2024年3月期~2026年3月期の3か年においては、エネルギー価格や飼料価格安定基金負担金の高止まり、積極的な設備投資による減価償却費の増加等を見込む。このような中、中部飼料は、顧客への飼料の安定供給責任を果たすことを使命とし、強い収益基盤の構築を目指す。
2026年3月期の数値目標は、売上高2,360億円(2023年3月期実績2,434億円)、営業利益27億円(同16億円)、経常利益30億円(同20億円)、当期純利益21億円(同8億円)とした。
施策
- 飼料セグメントの収益力向上と規模拡大(飼料の付加価値販売の徹底、製販⼀体となったコスト改善及び⽣産性向上の継続(ムリ・ムダ・ムラの徹底排除、ダントツの製品品質を⽬指す)、社会・環境変化に応じた攻めの原材料調達、釧路⼯場の製造技術(AI・IoT)を他工場へ横展開、付加価値のある畜⽔産物の販売強化を通じた飼料の拡販、営業⼈員の増員・育成、市場拡⼤が⾒込める地域、畜種での拡販行動)
- 鶏卵販売事業の成長加速(疾病・災害等不測の事態に備え安定供給のための取組み強化、⾼価格帯商品の特殊卵「ごまたまご」「平飼いシリーズ」等の販売強化、営業⼈員の増員・育成、コスト削減への継続取組み)
- 肥料事業の成長加速(有機⼊り配合肥料の強みを活⽤した販売強化、新原料の調達、新製品(とくに特殊肥料等⼊り指定混合肥料)の開発・拡販、関東の製造拠点(神栖⼯場)の早期増強(設備・⼈員))
- 畜産用機器事業の成長加速(畜産⽤機器の新規・追加設置の獲得、買換需要の掘り起こしを推進、中国、東南アジア等への販売強化、下⽔汚泥処理⽤機器の新規拡販)

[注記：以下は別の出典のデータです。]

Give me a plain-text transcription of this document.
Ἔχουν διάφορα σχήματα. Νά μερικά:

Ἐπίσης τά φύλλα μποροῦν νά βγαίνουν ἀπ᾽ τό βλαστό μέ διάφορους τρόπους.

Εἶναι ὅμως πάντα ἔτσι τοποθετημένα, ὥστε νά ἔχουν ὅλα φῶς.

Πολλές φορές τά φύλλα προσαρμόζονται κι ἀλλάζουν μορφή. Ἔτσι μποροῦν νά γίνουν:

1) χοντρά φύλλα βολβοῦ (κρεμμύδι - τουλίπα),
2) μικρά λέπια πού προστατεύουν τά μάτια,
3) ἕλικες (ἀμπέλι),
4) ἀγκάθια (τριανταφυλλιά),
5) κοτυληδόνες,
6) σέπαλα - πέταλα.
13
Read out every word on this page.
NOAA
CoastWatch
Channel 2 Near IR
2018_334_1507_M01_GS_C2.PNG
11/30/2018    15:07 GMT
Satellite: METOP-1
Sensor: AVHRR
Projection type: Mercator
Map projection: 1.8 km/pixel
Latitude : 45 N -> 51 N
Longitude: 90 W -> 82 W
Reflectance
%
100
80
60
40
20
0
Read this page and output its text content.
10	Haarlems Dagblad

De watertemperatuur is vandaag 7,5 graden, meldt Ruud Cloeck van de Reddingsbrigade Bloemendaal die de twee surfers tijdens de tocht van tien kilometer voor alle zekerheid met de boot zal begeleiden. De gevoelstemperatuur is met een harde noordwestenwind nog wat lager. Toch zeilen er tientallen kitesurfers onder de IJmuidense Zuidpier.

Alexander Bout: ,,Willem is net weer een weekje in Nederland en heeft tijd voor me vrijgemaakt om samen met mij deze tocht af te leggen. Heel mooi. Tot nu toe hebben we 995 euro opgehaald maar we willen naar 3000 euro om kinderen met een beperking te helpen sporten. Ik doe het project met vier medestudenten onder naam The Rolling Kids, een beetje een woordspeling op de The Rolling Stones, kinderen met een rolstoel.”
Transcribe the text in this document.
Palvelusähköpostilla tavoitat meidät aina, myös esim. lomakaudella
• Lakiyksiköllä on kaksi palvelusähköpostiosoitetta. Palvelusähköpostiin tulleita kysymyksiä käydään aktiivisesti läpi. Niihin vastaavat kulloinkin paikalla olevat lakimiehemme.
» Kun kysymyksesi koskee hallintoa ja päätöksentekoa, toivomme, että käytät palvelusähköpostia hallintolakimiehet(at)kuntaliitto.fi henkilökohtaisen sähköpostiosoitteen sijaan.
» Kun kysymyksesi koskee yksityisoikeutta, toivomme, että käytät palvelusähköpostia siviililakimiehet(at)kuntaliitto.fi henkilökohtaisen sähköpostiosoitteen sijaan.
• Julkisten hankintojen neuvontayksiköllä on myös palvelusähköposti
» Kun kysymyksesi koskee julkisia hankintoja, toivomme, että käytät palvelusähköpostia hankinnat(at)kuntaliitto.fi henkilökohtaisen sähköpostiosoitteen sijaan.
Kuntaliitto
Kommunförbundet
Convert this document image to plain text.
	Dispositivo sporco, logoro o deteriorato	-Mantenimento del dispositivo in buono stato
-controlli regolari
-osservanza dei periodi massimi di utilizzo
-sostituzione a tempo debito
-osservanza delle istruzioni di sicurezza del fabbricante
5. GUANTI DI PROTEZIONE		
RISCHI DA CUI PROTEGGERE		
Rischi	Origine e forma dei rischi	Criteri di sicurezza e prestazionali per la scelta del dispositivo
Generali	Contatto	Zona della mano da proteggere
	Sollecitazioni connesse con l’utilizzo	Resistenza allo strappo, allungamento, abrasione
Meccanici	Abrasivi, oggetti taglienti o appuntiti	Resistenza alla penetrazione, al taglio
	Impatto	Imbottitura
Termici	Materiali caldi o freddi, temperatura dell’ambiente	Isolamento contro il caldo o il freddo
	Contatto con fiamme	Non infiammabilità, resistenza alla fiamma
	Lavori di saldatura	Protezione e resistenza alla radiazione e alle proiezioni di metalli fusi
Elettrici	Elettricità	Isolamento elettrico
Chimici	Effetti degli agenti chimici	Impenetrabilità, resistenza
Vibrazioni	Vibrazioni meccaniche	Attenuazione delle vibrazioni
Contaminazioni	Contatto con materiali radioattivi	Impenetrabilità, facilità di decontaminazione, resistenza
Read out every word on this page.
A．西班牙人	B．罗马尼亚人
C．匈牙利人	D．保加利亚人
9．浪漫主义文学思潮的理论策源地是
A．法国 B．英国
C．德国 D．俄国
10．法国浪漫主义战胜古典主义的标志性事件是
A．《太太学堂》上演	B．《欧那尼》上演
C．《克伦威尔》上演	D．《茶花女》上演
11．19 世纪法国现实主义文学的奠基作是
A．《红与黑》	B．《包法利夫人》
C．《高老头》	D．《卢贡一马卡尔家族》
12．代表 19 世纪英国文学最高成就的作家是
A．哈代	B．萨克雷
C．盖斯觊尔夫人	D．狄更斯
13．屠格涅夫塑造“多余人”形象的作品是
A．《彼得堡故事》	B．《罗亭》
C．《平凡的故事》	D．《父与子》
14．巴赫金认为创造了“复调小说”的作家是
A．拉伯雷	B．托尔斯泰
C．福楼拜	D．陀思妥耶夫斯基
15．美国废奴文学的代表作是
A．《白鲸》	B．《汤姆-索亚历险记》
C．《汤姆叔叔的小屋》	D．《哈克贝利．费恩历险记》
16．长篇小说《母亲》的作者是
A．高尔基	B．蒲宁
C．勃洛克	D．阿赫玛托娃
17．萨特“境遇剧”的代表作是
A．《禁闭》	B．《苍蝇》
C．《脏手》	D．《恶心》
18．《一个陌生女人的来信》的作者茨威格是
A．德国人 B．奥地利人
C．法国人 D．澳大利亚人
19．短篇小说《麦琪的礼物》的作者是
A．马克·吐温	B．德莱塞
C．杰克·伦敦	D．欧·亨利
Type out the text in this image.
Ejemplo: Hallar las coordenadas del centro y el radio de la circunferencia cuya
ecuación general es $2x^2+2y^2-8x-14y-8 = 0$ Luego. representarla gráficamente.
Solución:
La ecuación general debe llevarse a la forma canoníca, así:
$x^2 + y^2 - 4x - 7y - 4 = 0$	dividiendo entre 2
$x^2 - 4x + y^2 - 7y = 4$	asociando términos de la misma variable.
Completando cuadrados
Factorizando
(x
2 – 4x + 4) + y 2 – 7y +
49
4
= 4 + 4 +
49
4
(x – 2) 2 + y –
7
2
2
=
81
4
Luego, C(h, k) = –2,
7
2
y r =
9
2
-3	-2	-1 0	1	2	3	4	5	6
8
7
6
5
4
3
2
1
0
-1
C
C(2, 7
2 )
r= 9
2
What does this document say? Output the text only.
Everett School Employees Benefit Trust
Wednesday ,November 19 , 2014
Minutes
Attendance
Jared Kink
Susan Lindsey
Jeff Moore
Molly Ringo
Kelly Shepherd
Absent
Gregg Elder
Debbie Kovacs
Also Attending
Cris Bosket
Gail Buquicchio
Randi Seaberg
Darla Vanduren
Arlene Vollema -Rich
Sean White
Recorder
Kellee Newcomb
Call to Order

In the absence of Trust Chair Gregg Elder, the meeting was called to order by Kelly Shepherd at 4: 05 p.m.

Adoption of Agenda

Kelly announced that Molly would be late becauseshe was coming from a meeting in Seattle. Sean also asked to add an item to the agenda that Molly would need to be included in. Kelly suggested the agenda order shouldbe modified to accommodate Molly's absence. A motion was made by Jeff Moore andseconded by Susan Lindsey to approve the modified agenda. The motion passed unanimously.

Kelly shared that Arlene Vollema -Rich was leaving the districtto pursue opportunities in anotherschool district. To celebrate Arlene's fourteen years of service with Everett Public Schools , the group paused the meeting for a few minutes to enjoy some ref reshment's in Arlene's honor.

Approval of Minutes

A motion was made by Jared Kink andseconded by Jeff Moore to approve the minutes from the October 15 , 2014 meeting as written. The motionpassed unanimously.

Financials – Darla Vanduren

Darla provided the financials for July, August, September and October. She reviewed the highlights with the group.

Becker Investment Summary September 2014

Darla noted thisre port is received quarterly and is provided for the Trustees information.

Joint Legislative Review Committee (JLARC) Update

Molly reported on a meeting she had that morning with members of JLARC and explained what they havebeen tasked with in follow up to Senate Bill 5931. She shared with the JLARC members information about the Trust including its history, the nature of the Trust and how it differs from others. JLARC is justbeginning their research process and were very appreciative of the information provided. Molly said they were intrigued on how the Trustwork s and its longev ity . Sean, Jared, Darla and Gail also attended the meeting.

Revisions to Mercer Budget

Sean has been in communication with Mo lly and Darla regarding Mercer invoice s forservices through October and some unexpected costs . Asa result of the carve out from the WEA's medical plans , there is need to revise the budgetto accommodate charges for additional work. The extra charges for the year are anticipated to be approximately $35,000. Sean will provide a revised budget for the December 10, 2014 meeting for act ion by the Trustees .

- 保険代理業事業の成長加速(畜産保険の販売を通じて⽣産者へ貢献、疾病・災害等へのリスクヘッジ機能を訴求した販売強化、飼料事業へのシナジー効果)
- 成長する収益基盤を支えるサステナビリティ経営の推進
所感
原料ポジションは2023年3月期比改善、電力費・燃料費は2023年4~6月比横ばい、配合飼料価格安定基金負担金は1,420円/t(2023年3月期比+170円/t)、畜水産飼料市場流通量は2023年3月期比横ばい、を見込む。同社事業は、配合飼料価格・原料価格(穀物相場、為替、海上運賃等)スプレッドの影響を受ける。また、飼料価格変動による畜産経営への影響を緩和し畜産経営の安定を図るために設定される配合飼料価格安定基金(通常補填積立金、異常補填積立金)への拠出額も同社業績へ大きなインパクトを与える。中期経営計画期間においては、これらのシクリカルな事業構造と一線を画したその他事業をどの程度成⻑させることができるかが、同社飛躍の鍵となる。